Quack! Quack!

I was reading an article on Science Direct on Librarianship Education. I am surprised that there is such a fuss over a name - however in a profession that only accepts individuals who received their degree from an ALA-accredited institution, it makes sense.

Personally I think that librarianship, for the purposes of working in a public or academic library, is something that you don't need a Masters degree in Library (or information!) Science. You probably need a degree of some other sort to make you a Subject Matter Expert in something, but things like reference and cataloguing don't require an MLIS. A recent exchange with an MLIS colleague shows this. The comment was that this individual did not want to catalogue because it was mindless - they should hire a paraprofessional for that.

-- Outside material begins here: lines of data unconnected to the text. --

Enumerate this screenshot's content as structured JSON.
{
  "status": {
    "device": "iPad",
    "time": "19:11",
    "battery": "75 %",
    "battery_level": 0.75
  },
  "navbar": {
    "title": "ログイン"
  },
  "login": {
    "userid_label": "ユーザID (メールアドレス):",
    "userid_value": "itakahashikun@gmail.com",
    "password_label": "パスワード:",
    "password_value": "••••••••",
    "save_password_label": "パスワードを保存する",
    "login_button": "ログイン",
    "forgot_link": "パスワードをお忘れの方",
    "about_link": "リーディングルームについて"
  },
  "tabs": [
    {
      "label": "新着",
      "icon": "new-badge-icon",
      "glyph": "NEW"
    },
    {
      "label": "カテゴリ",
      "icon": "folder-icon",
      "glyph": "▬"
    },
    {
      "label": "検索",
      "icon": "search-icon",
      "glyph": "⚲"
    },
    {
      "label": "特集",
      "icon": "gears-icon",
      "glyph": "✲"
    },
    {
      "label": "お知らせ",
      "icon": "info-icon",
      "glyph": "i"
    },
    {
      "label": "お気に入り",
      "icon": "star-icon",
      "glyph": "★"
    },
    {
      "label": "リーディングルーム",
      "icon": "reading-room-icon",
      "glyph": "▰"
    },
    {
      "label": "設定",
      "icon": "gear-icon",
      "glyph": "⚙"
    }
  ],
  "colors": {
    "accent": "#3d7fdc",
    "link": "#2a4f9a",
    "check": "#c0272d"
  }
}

If you look at Masters level LIS work in Greece for instance you will see more theoretical work done. Work on international standards, work on theory, work on integrating non-LIS professions and work into LIS to improve the profession and access to information going forward - as far as I know this is done at the PhD level in North America.

I don't think that we can fault iSchools of Library Schools or Schools of Information Science or whatever you want to call them for the curriculum they offer. I personally would fault employers for blindly following the "ALA-accredited degree only" party line and don't actively think about what their employees should know. If there were more jobs with an "or equivalent" condition, or let me be radical and propose that all librarian jobs should should have an "or equivalent" condition, let's see who gets hired, and who does not. If Library schools see a drop in their enrollment, they will (or at least should) change their course and adapt to what the market needs.

If people with a BA/BS get the job - perhaps the BA in LIS will come back. If people with a different skillset get hired, perhaps they will think long and hard about what their curriculum should look like. - just a thought

Comments

Popular posts from this blog

Latour: Third Source of Uncertainty - Objects have agency too!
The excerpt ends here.